25 Jahre später, was ist aus den Hoffnungen, was aus den Befürchtungen geworden? Im Jahr 2014 gedenkt Europa des Kriegsausbruchs von 1914, als wäre dieses Gedenken schon der beste Beitrag, den es zum Frieden von heute leisten könne; ein Frieden, der nirgendwo gesichert ist und, wenn er doch da und dort immerhin seit Jahrzehnten hält, beständig von Meeren des Krieges umbrandet wird. 2014 ist der Krieg nach Europa selbst zurückgekehrt, in die Ukraine an einem der Ränder Europas, wo seit jeher verschiedene Nationalitäten aufeinandertreffen, die in Wahrheit doch stets aufeinander bezogen und ineinander verwoben waren. Bald nach 1989 hatte der Krieg Jugoslawien erfasst und diesen Staat, der einer der Erben der Donaumonarchie war und mehrere Nationalitäten vereinte, ungemein blutig zerfallen lassen. Der Zerfall geschah paradoxerweise just zu einem Zeitpunkt, an dem etwas ganz anderes auf die europäische Tagesordnung gesetzt wurde, nämlich die Vereinigung vieler Staaten, die dafür immer mehr von ihren nationalen Kompetenzen an die übernationalen Institutionen der gemeinsamen Union abzugeben hätten. Europa, hatte Miroslav Krleža gesagt, wird größer und kleiner zugleich, und ich befürchtete schon 1989, dass es sogar das Kunststück zuwege bringen werde, sich zu vereinen und zugleich zu zerfallen. Nicht nur in Italien, wo es angefangen hat, sondern auch anderswo arbeiten regionalistische Bewegungen längst daran, dass ihr Staat in Regionen zerfalle; sie tun das aber nicht, weil es gegen eine faschistische Staatsmacht anzukämpfen gälte, die den Menschen autoritär sogar das Recht auf ihre Muttersprache bestritten hat, sondern um den Wohlstand, den sie inzwischen erlangt haben, nicht mit jenen Regionen teilen zu müssen, die vom ökonomischen Fortschritt abgehängt wurden. Überall regen sich regionalistische Bewegungen, die gewissermaßen reichsunmittelbar zu Brüssel, zu Straßburg, den Zentralen der Union selber werden möchten, also auf Zerfall und Vereinigung gleichzeitig setzen. Auf der anderen Seite ist der Appetit auf neues Land, das man dem eigenen angliedern, anschließen könnte, noch längst nicht überall gestillt. Unverschämt meldet die ungarische Regierung ihre Ansprüche auf Regionen und Städte in der Slowakei, in Serbien und Rumänien an, wo zahlreiche Ungarn leben. Selbst die Überzeugung, dass wenigstens innerhalb der Union der Nationalismus und Rassismus nie mehr wieder werde mobilmachen können, erweist sich nicht nur am ungarischen Exempel als trügerisch.

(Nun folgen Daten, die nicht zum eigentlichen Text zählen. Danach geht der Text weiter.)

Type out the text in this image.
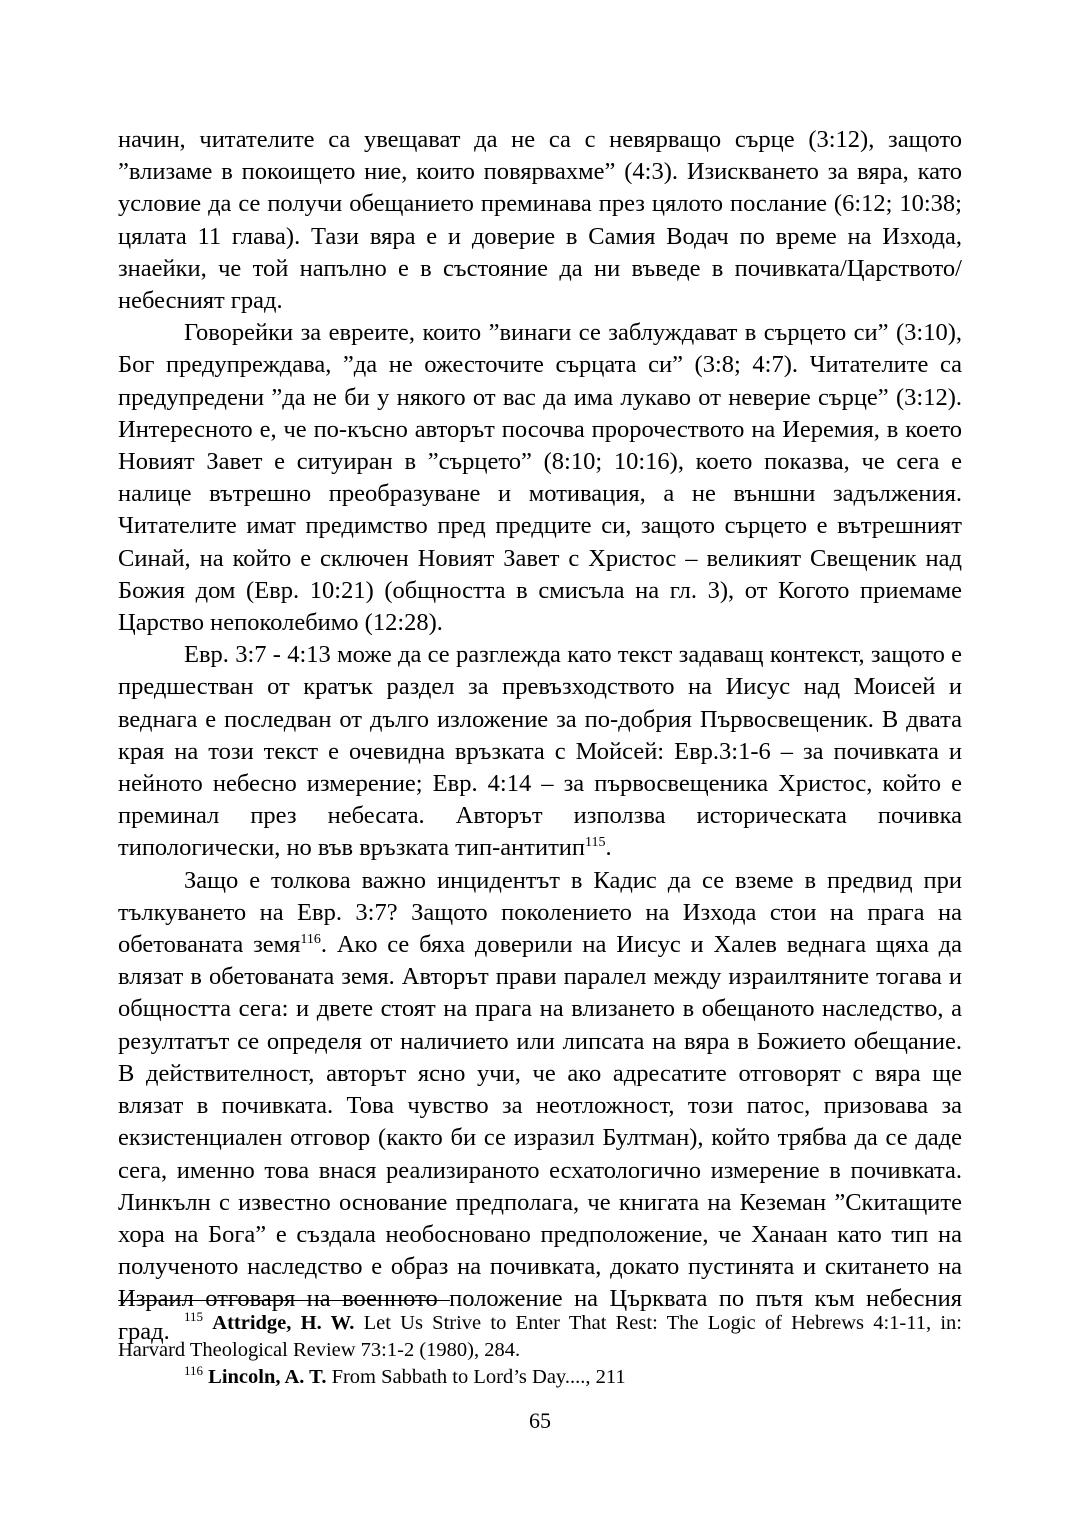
начин, читателите са увещават да не са с невярващо сърце (3:12), защото ”влизаме в покоището ние, които повярвахме” (4:3). Изискването за вяра, като условие да се получи обещанието преминава през цялото послание (6:12; 10:38; цялата 11 глава). Тази вяра е и доверие в Самия Водач по време на Изхода, знаейки, че той напълно е в състояние да ни въведе в почивката/Царството/небесният град.

Говорейки за евреите, които ”винаги се заблуждават в сърцето си” (3:10), Бог предупреждава, ”да не ожесточите сърцата си” (3:8; 4:7). Читателите са предупредени ”да не би у някого от вас да има лукаво от неверие сърце” (3:12). Интересното е, че по-късно авторът посочва пророчеството на Иеремия, в което Новият Завет е ситуиран в ”сърцето” (8:10; 10:16), което показва, че сега е налице вътрешно преобразуване и мотивация, а не външни задължения. Читателите имат предимство пред предците си, защото сърцето е вътрешният Синай, на който е сключен Новият Завет с Христос – великият Свещеник над Божия дом (Евр. 10:21) (общността в смисъла на гл. 3), от Когото приемаме Царство непоколебимо (12:28).

Евр. 3:7 - 4:13 може да се разглежда като текст задаващ контекст, защото е предшестван от кратък раздел за превъзходството на Иисус над Моисей и веднага е последван от дълго изложение за по-добрия Първосвещеник. В двата края на този текст е очевидна връзката с Мойсей: Евр.3:1-6 – за почивката и нейното небесно измерение; Евр. 4:14 – за първосвещеника Христос, който е преминал през небесата. Авторът използва историческата почивка типологически, но във връзката тип-антитип$^{115}$.

Защо е толкова важно инцидентът в Кадис да се вземе в предвид при тълкуването на Евр. 3:7? Защото поколението на Изхода стои на прага на обетованата земя$^{116}$. Ако се бяха доверили на Иисус и Халев веднага щяха да влязат в обетованата земя. Авторът прави паралел между израилтяните тогава и общността сега: и двете стоят на прага на влизането в обещаното наследство, а резултатът се определя от наличието или липсата на вяра в Божието обещание. В действителност, авторът ясно учи, че ако адресатите отговорят с вяра ще влязат в почивката. Това чувство за неотложност, този патос, призовава за екзистенциален отговор (както би се изразил Бултман), който трябва да се даде сега, именно това внася реализираното есхатологично измерение в почивката. Линкълн с известно основание предполага, че книгата на Кеземан ”Скитащите хора на Бога” е създала необосновано предположение, че Ханаан като тип на полученото наследство е образ на почивката, докато пустинята и скитането на Израил отговаря на военното положение на Църквата по пътя към небесния град.

$^{115}$ Attridge, H. W. Let Us Strive to Enter That Rest: The Logic of Hebrews 4:1-11, in: Harvard Theological Review 73:1-2 (1980), 284.

$^{116}$ Lincoln, A. T. From Sabbath to Lord’s Day...., 211

65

Und was ist, da die Grenzen fielen, aus den ost- und südosteuropäischen Staaten geworden, ihrem alten kulturellen Erbe und ihrer im Kampf gegen die sowjetische Vormacht gewonnenen Renitenz? Ach, jenes Mitteleuropa, von dem Kundera sprach, ist uns heute ferner, als es damals war, da weite Teile von ihm noch hinter dem Eisernen Vorhang verborgen lagen. Der freie Austausch von Gedanken, er hat der sich erst bildenden europäischen Gesellschaft keineswegs so reiche Früchte eingetragen wie der Austausch von Waren und Arbeitskräften jener Elite, die entschlossen daranging, sich ein grenzenloses Europa des Profits unter den Nagel zu reißen. Ökonomisch hat sich der Westen den Osten einverleibt, der dafür umgekehrt dem Westen nicht seine besten, sondern seine gefährlichsten und reaktionärsten Traditionen als Dankesgabe anbietet. Das alles hat natürlich auch damit zu tun, dass die europäische Osterweiterung der Union just zu einem Zeitpunkt erfolgte, in dem der Neoliberalismus sich riesige neue Gebiete zu erschließen versuchte, ein Unterfangen, für das rücksichtlose Geschäftemacher in manchen Institutionen der Europäischen Union dienstbare Gehilfen fanden. Mit der Wirtschaftskrise, die jene, die sie verschuldet haben und an ihr verdienen, auch noch dafür nutzen, vermeintlich gesicherte soziale Errungenschaften europaweit abzuschaffen, wurde aus einigen Beitrittsländern Abrissunternehmen, aus anderen Musterschüler des Neoliberalismus, die die Traditionen der Solidarität, der sie doch ihr Entstehen verdankten, selbst verächtlich machen und kappen; jene aber, die der Union noch nicht angehören, warten draußen als Bittsteller.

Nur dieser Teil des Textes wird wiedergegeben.